Conforme a advogada, que lida diariamente com incidentes envolvendo situações vexatórias, descobrir o autor é primordial para que o conteúdo retirado não volte à web. Ela explica que o princípio de inimputalidade (que não pode ser responsabilizado por um fato punível) aplicado aos provedores não significa que os conteúdos ilícitos, como pedofilia e pornografia de vingança, permanecerão na internet. As empresas apenas não serão responsabilizadas por atos de terceiros.

Inocência do consumidor

Se Tom Zé transformou em versos a dúvida nossa de cada dia, Zeca Pagodinho ganharia a boca do povo como resposta à indagação sobre o que é o Marco Civil: “Nunca vi, nem comi, eu só ouço falar”. Não importa a idade – seja de 15 ou 50 anos – os cidadãos desconhecem o projeto de lei que estabelece direitos e deveres do uso da internet no país, aprovado na Câmara dos Deputados em 25 de março. Das cinco pessoas questionadas pelo Informátic@ sobre a legislação, apenas uma tinha ciência do tema.

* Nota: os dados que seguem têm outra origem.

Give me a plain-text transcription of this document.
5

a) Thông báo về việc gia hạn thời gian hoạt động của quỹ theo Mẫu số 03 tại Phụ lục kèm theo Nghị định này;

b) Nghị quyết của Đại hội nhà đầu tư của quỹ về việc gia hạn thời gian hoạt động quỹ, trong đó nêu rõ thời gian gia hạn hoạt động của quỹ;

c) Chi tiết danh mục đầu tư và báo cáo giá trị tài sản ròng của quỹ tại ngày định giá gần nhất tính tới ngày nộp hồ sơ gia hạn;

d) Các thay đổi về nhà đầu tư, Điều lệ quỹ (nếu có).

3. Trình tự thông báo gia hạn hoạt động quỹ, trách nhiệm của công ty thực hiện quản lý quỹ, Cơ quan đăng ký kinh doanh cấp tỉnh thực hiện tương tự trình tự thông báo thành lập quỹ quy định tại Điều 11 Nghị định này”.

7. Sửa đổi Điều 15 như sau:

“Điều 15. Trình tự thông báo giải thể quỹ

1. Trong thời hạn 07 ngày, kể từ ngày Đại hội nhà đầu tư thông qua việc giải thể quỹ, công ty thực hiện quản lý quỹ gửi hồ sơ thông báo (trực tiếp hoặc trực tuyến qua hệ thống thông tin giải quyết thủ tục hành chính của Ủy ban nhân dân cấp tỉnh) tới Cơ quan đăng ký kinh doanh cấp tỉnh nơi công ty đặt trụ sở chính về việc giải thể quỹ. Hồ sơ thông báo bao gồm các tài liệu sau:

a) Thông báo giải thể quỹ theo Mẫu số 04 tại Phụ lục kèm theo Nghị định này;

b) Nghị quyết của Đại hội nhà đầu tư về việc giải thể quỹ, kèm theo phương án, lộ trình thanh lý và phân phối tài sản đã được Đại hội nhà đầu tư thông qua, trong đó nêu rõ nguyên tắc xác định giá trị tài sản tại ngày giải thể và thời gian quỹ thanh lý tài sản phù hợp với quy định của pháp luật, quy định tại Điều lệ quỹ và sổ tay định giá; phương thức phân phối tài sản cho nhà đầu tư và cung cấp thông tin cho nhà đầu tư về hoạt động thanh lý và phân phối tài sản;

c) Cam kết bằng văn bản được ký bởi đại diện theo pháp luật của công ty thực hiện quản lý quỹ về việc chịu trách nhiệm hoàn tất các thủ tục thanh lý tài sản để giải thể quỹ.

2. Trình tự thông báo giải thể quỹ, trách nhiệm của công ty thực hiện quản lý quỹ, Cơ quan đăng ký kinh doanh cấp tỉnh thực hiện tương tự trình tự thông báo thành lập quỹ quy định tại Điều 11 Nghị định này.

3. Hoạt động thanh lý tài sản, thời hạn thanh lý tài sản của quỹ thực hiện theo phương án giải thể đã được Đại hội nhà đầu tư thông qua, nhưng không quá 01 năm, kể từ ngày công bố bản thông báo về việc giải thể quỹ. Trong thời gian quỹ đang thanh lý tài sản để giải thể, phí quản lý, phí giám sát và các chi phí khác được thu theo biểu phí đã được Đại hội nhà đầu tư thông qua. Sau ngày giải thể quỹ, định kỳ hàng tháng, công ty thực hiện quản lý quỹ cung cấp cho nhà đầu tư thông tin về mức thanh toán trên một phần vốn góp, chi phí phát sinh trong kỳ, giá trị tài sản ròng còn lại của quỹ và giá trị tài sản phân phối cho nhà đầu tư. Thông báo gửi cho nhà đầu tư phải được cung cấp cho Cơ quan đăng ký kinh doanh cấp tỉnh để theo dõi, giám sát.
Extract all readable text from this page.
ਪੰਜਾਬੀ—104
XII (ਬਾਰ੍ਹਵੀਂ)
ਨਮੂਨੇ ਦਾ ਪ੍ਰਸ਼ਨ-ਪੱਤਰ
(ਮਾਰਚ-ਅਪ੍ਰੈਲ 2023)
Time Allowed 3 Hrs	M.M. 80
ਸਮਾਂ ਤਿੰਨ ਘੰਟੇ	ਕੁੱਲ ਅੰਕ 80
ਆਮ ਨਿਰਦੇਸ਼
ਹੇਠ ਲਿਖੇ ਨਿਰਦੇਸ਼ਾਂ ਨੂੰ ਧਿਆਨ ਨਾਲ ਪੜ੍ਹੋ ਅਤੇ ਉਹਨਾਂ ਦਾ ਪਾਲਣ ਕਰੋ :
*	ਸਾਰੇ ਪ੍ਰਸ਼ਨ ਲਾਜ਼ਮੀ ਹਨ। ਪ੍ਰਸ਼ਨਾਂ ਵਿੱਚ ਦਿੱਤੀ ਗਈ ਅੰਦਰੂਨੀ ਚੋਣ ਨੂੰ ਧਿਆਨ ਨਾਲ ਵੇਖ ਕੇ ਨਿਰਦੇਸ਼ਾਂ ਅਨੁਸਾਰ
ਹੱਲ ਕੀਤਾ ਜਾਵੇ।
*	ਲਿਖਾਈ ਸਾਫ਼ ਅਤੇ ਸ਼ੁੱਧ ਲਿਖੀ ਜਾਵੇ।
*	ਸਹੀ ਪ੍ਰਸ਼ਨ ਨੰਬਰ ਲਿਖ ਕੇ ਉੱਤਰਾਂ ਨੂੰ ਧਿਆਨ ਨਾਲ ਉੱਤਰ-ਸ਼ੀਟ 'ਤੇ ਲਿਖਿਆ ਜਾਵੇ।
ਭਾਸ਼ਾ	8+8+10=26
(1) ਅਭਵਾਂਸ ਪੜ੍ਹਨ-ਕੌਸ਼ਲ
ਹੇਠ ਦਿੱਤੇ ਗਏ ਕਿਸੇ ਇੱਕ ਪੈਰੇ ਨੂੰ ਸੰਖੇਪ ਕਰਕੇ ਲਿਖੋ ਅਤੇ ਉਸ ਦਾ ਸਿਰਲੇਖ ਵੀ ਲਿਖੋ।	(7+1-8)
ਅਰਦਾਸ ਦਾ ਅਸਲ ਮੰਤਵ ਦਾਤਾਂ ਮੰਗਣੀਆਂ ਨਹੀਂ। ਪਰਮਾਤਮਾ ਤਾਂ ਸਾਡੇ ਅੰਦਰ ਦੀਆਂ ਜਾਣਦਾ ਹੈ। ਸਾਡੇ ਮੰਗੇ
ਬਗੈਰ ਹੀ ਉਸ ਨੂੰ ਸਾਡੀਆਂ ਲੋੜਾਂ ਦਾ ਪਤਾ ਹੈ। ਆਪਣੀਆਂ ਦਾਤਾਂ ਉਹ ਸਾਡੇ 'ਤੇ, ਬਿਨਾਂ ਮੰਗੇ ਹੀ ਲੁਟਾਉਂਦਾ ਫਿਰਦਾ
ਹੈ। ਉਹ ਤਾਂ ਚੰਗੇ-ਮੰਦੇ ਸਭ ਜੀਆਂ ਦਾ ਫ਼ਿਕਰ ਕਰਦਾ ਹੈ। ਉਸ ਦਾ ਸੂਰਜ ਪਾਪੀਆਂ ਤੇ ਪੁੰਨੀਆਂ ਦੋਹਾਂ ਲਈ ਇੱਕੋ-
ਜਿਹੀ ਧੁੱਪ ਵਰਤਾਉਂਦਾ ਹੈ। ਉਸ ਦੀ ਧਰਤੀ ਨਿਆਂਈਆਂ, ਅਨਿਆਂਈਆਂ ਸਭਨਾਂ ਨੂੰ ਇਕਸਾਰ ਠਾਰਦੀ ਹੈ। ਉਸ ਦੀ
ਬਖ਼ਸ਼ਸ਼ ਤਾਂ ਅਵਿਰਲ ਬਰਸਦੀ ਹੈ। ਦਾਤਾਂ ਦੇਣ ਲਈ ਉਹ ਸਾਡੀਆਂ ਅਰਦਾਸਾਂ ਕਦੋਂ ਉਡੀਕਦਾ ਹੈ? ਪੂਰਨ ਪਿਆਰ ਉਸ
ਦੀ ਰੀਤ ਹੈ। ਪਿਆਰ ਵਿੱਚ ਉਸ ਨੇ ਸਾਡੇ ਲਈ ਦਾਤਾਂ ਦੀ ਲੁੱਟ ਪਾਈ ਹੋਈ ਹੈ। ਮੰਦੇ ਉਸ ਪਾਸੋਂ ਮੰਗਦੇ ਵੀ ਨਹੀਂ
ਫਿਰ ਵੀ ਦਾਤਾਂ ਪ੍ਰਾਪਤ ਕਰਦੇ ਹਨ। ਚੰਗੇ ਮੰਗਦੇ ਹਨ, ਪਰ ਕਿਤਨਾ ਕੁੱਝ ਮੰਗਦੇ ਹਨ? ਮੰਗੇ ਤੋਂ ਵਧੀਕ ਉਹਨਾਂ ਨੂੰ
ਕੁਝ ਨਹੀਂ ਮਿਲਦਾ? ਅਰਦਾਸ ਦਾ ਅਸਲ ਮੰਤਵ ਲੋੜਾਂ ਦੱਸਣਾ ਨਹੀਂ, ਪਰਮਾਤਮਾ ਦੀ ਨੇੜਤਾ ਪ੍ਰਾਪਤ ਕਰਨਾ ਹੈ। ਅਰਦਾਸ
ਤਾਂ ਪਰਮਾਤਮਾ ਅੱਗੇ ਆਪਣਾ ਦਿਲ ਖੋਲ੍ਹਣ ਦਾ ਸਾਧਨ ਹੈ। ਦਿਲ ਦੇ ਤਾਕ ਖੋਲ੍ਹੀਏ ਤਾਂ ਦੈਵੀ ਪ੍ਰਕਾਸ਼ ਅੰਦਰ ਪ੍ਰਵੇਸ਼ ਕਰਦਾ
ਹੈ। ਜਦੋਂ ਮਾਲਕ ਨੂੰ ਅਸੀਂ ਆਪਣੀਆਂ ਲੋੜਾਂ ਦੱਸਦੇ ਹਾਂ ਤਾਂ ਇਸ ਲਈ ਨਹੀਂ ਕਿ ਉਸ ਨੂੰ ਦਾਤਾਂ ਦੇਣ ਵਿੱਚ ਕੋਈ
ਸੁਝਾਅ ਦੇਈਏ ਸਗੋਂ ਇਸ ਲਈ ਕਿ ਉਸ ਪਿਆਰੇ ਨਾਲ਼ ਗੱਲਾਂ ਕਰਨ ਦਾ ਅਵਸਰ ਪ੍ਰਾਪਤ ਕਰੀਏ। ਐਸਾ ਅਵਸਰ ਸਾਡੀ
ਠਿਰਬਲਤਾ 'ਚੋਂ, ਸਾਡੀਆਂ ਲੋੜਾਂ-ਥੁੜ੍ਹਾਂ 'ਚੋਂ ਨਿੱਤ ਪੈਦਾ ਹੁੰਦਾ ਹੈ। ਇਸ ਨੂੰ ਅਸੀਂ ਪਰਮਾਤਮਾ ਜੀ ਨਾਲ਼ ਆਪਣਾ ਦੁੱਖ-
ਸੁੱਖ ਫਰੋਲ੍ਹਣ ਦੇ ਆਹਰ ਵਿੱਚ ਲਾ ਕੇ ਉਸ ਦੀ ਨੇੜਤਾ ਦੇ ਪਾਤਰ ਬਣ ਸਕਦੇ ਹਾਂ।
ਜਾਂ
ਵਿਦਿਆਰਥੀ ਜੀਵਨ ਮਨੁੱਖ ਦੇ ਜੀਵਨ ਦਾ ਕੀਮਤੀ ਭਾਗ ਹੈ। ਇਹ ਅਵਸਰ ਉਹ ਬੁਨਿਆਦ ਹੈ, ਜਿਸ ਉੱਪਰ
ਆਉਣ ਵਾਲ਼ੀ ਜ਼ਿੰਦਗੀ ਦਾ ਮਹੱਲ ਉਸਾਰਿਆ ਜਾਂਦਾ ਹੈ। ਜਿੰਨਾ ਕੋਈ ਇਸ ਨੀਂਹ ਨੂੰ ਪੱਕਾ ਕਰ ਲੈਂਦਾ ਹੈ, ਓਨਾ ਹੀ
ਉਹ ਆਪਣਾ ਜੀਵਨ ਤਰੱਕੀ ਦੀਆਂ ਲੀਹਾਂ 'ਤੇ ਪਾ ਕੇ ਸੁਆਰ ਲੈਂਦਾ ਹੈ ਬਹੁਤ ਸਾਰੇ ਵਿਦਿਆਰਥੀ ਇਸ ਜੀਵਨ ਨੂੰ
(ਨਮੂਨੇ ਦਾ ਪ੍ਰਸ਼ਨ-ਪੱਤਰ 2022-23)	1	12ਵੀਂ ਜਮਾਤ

Exceção entre os entrevistados, o supervisor Reinaldo Guimarães, de 45 anos, aprova a novidade, desde que não haja intervenção do governo no uso da web pela população. Ele usa a internet tanto no trabalho quanto em casa, mas não gasta seu tempo em redes sociais. Mesmo sem saber o que é a tão falada neutralidade de rede, que garante acesso igualitário às informações durante o tráfego on-line, Reinaldo foi contra a prática. Questionado sobre uma possível taxação da banda larga tal qual os planos de telefonia – com custos específicos para cada serviço (mensagens, chamadas e dados) –, ele concordou com o modelo. “Seria bom. Eu só uso e-mail. Nem todos usam a internet completa. Poderia ter um custo menor para mim. Acredito que essa escolha não influenciaria na velocidade”, diz.

Ao mesmo tempo, o supervisor afirma que os interesses dos usuários devem vir em primeiro lugar: “Tem que ter liberdade de escolha”. Mal sabe ele que, pela ausência da neutralidade compulsória, hoje as empresas favorecem parceiros comerciais de acordo com suas estratégias. Pode ser que um serviço que você utiliza na rede esteja lento não por um problema técnico, mas por opção de negócios do seu provedor.